California is an incredible and diverse state filled with all sorts of things to see and do. Many people choose to RV in the southern part of the state, but not everyone makes it up to the central—much less northern—section. This is unfortunate because it’s such an awesome area.
We recently had the pleasure of visiting Central California and will be recommending others to do so from here on out. These were some of our favorite things to see and do in the area.
It’s no secret that west coast beaches are beautiful, and the ones in Central California are no exception. During our weeks in the area, we paid a visit to Natural Bridges State Beach, and we couldn’t have had a better time. The tide pools at this park—and at most other California beaches—are amazing and filled with life. The waves are huge, crashing, and gorgeous, and the sands are clean and perfect for sculpting.
Be sure to pack a lunch when visiting the beach because I promise you won’t want to leave. Additionally, it is important to wear sunscreen even if it doesn’t feel all that warm out, as the sunshine is reflected off the water and can actually be quite intense on your skin.
Sequoia National Park
Sequoia National Park is one of the must-see natural wonders that California seems to be so rich in. While the well-known redwoods up on the northern coast are the tallest trees in the world, the sequoias found further southeast are the most massive, and this is certainly easy to see once you stand next to one.
These trees possess some serious girth, and if they were hollow, five or six people could easily have a picnic together in there. Not only that, they’re also fascinatingly resilient and have been standing tall for centuries.
During our visit to this park, there was snow covering the mountainside despite the relatively warm weather in the valley below. Therefore, I highly recommend bringing layers of clothing if you visit during the fall, winter, or early spring. You may also want to bring a sled since there’s an area for that. (We wished we’d had something to slide on ourselves.)
Yosemite National Park
Unfortunately, we didn’t make it to Yosemite during our recent trip to Central California. The weather was too cold, and much of the park was still closed. However, this is at the top of our to-do list for our next visit, and based on research alone, I can tell you that it is a must-see during the warmer months. The national park is home to the tallest waterfalls in North America, towering sequoia trees, mountains, and vast green meadows.
No trip to Central California is complete without a visit to San Francisco. This beautiful city is filled with amazing history, lovely architecture, and plenty to see and do.
- Make sure to ride a cable car during your visit, and stop in at the free Cable Car Museum to learn how they work and why they were invented.
- Eat some interesting and delicious local snacks from the Ferry Building Marketplace, and hang out with the sea lions on Pier 39.
- We also loved the Walt Disney Family Museum out on the edge of the city, and we have plans to see Exploratorium on our next visit.

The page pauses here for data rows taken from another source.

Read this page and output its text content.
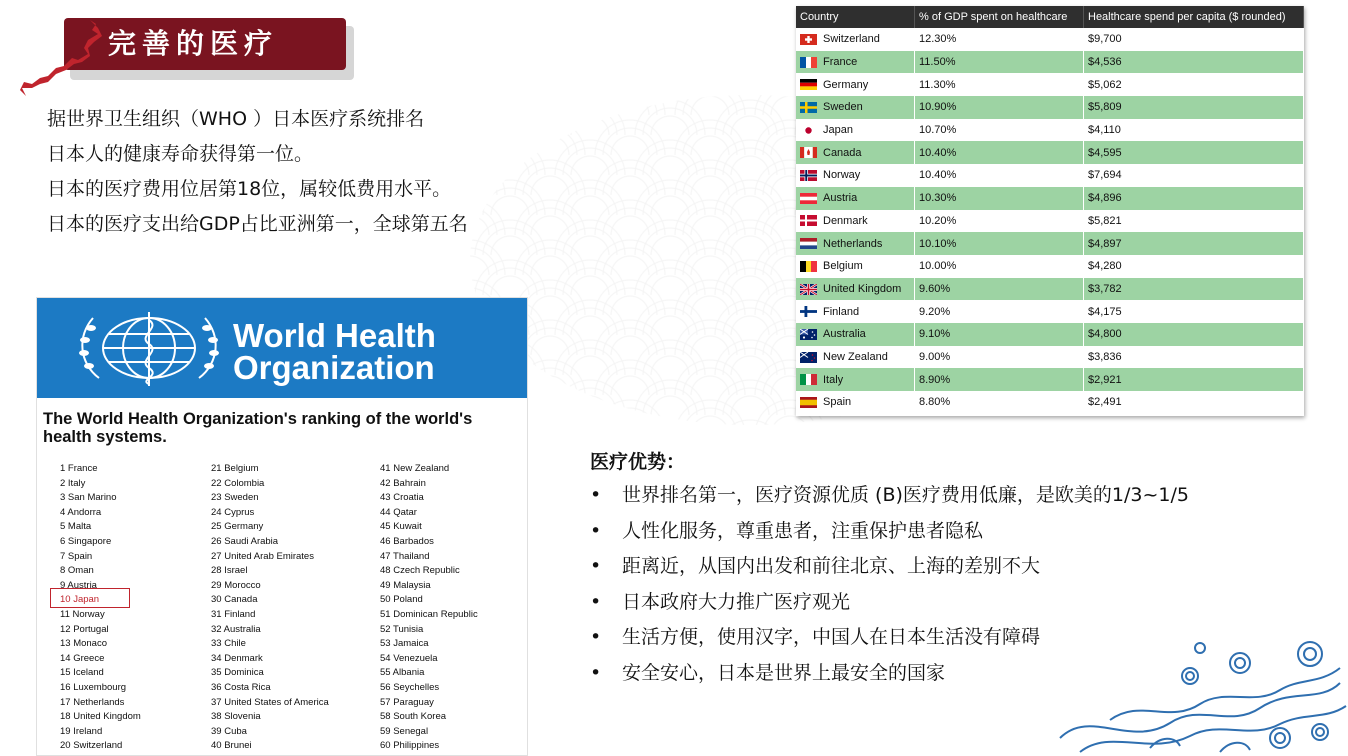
完善的医疗
据世界卫生组织（WHO ）日本医疗系统排名
日本人的健康寿命获得第一位。
日本的医疗费用位居第18位，属较低费用水平。
日本的医疗支出给GDP占比亚洲第一，全球第五名
World Health
Organization
The World Health Organization's ranking of the world's health systems.
1 France
2 Italy
3 San Marino
4 Andorra
5 Malta
6 Singapore
7 Spain
8 Oman
9 Austria
10 Japan
11 Norway
12 Portugal
13 Monaco
14 Greece
15 Iceland
16 Luxembourg
17 Netherlands
18 United Kingdom
19 Ireland
20 Switzerland
21 Belgium
22 Colombia
23 Sweden
24 Cyprus
25 Germany
26 Saudi Arabia
27 United Arab Emirates
28 Israel
29 Morocco
30 Canada
31 Finland
32 Australia
33 Chile
34 Denmark
35 Dominica
36 Costa Rica
37 United States of America
38 Slovenia
39 Cuba
40 Brunei
41 New Zealand
42 Bahrain
43 Croatia
44 Qatar
45 Kuwait
46 Barbados
47 Thailand
48 Czech Republic
49 Malaysia
50 Poland
51 Dominican Republic
52 Tunisia
53 Jamaica
54 Venezuela
55 Albania
56 Seychelles
57 Paraguay
58 South Korea
59 Senegal
60 Philippines
Country	% of GDP spent on healthcare	Healthcare spend per capita ($ rounded)
Switzerland	12.30%	$9,700
France	11.50%	$4,536
Germany	11.30%	$5,062
Sweden	10.90%	$5,809
Japan	10.70%	$4,110
Canada	10.40%	$4,595
Norway	10.40%	$7,694
Austria	10.30%	$4,896
Denmark	10.20%	$5,821
Netherlands	10.10%	$4,897
Belgium	10.00%	$4,280
United Kingdom	9.60%	$3,782
Finland	9.20%	$4,175
Australia	9.10%	$4,800
New Zealand	9.00%	$3,836
Italy	8.90%	$2,921
Spain	8.80%	$2,491
医疗优势：
• 世界排名第一，医疗资源优质 (B)医疗费用低廉，是欧美的1/3~1/5
• 人性化服务，尊重患者，注重保护患者隐私
• 距离近，从国内出发和前往北京、上海的差别不大
• 日本政府大力推广医疗观光
• 生活方便，使用汉字，中国人在日本生活没有障碍
• 安全安心，日本是世界上最安全的国家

Though not as big and bustling as San Francisco, Sacramento is well worth a visit if you get the chance. The California State Railroad Museum was thoroughly enjoyed by my family, and we have plans to return to the Sacramento History Museum located right next door.
Both museums are part of the NARM reciprocal program, so if you plan to go to both, be sure to look into getting a membership.

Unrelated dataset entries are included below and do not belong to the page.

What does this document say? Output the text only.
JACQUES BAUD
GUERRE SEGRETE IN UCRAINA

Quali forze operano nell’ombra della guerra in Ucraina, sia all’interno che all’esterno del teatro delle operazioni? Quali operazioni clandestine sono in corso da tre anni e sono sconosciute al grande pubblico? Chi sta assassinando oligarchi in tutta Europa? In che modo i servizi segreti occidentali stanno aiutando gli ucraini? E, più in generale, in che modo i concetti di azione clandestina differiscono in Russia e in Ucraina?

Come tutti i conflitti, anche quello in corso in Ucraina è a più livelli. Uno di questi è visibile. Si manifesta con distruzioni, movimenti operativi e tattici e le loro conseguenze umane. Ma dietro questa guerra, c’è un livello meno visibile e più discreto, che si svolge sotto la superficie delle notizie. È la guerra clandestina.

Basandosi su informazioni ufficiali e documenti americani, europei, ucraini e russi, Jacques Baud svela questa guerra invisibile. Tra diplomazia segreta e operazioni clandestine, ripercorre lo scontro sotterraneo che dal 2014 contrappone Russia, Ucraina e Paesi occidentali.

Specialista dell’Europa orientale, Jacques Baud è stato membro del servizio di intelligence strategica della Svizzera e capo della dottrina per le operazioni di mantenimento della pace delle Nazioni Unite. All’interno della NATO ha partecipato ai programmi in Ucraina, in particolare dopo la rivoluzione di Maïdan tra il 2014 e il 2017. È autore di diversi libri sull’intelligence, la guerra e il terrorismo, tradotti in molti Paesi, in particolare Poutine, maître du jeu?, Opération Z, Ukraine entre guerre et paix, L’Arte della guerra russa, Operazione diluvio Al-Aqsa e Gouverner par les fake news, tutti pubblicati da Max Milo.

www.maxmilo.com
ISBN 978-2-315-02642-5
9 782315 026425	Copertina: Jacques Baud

We also found that there were quite a few options for coffee in the area, something my family really appreciates. We ended up at Oblivion Comics and Coffee, a really cool comic book store and coffee shop combo that would even create superhero latte upon request!
Where to stay
Wondering where you should stay while enjoying all of these amazing sights? While you probably will have to move around a little to get it all in, it is possible to stay in a couple of fairly central campgrounds and see the vast majority of these sights by taking day trips.
For seeing Sacramento, San Francisco, and the Central California beaches, you may want to stay somewhere in or near Isleton, CA. Park Delta Bay is where we stayed and we liked the park as well as the location since both major cities and many other sites were within a 90-minute drive.

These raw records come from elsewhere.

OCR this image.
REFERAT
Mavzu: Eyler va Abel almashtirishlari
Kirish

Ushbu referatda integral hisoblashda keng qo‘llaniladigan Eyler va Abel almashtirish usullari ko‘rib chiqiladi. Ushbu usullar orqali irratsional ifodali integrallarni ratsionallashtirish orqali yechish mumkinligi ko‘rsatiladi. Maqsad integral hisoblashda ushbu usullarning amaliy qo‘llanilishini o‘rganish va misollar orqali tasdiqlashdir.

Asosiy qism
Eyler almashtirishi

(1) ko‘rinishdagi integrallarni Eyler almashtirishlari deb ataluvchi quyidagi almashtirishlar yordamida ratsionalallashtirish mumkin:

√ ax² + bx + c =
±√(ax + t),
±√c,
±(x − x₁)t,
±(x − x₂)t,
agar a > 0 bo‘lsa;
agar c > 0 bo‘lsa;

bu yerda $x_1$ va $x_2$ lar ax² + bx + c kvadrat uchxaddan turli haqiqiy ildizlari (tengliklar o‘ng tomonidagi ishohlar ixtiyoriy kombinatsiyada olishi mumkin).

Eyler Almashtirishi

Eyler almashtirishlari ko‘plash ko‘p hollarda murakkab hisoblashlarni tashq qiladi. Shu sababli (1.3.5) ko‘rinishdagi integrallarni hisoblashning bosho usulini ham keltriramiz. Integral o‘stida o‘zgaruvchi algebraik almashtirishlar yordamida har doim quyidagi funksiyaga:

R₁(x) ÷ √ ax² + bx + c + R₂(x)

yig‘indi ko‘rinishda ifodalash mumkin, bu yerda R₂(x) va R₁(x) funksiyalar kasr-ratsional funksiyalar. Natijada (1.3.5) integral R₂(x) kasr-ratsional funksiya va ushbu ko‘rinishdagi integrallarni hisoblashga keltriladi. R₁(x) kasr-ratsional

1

When it’s time to move on to Yosemite and Sequoia, consider moving over to a campground on the east side of the state. Fresno is right in between the two places and has everything you might need for day-to-day living. There aren’t a ton of RV parks in this area, but there are some scattered about, and Blackstone North RV Park stands out as a good choice.
We had an absolute blast hanging out in Central California. I hope you’ll take these suggestions, add a few of your own, and create your own amazing adventure in this fun-filled state.